Tian Weiqi, Ge Jingshen, Zhao Yu, Zheng Xu
College of Foreign Languages, Xinjiang University, Urumqi, China.
College of Liberal Arts, Journalism and Communication, Ocean University of China, Shandong, China.
Front Psychol. 2024 Feb 7;15:1268549. doi: 10.3389/fpsyg.2024.1268549. eCollection 2024.
This study is centered on investigating the acceptance and utilization of AI Chatbot technology among graduate students in China and its implications for higher education. Employing a fusion of the UTAUT (Unified Theory of Acceptance and Use of Technology) model and the ECM (Expectation-Confirmation Model), the research seeks to pinpoint the pivotal factors influencing students' attitudes, satisfaction, and behavioral intentions regarding AI Chatbots. The study constructs a model comprising seven substantial predictors aimed at precisely foreseeing users' intentions and behavior with AI Chatbots. Collected from 373 students enrolled in various universities across China, the self-reported data is subject to analysis using the partial-least squares method of structural equation modeling to confirm the model's reliability and validity. The findings validate seven out of the eleven proposed hypotheses, underscoring the influential role of ECM constructs, particularly "Confirmation" and "Satisfaction," outweighing the impact of UTAUT constructs on users' behavior. Specifically, users' perceived confirmation significantly influences their satisfaction and subsequent intention to continue using AI Chatbots. Additionally, "Personal innovativeness" emerges as a critical determinant shaping users' behavioral intention. This research emphasizes the need for further exploration of AI tool adoption in educational settings and encourages continued investigation of their potential in teaching and learning environments.
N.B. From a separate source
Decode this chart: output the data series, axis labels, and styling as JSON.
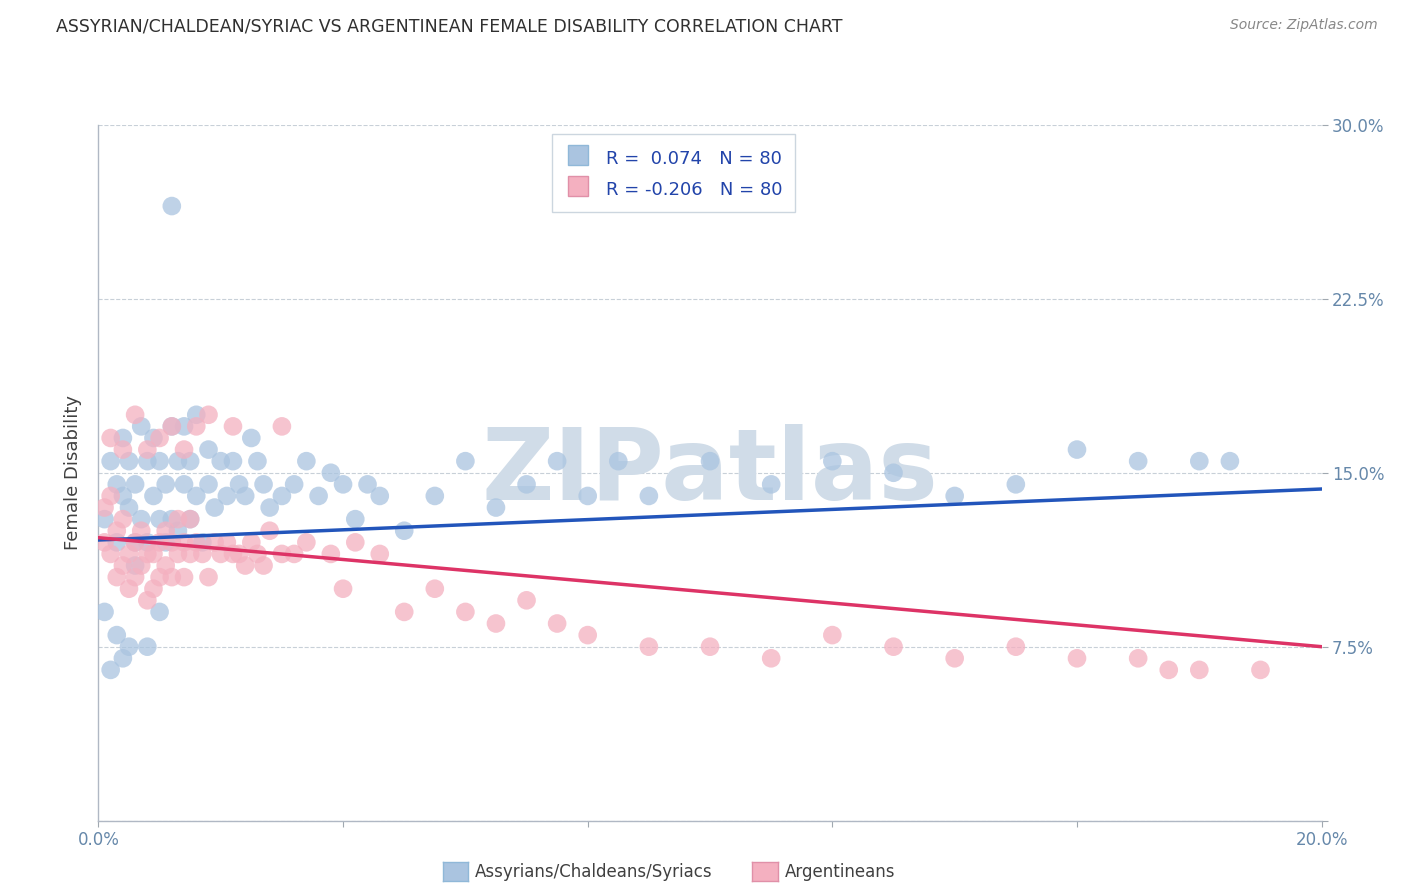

本研究聚焦于调查中国研究生对人工智能聊天机器人技术的接受与应用情况及其对高等教育的影响。该研究采用技术接受与使用统一理论(UTAUT)模型和期望确认模型(ECM)的融合,旨在找出影响学生对人工智能聊天机器人的态度、满意度和行为意图的关键因素。研究构建了一个包含七个重要预测变量的模型,旨在精确预测用户对人工智能聊天机器人的意图和行为。通过对来自中国各高校的373名学生收集的自报数据,采用结构方程模型的偏最小二乘法进行分析,以确认模型的可靠性和有效性。研究结果验证了所提出的11个假设中的7个,强调了ECM结构,特别是“确认”和“满意度”的影响作用超过了UTAUT结构对用户行为的影响。具体而言,用户感知到的确认显著影响他们的满意度以及后续继续使用人工智能聊天机器人的意图。此外,“个人创新性”成为塑造用户行为意图的关键决定因素。本研究强调需要进一步探索教育环境中人工智能工具的采用情况,并鼓励继续研究它们在教学和学习环境中的潜力。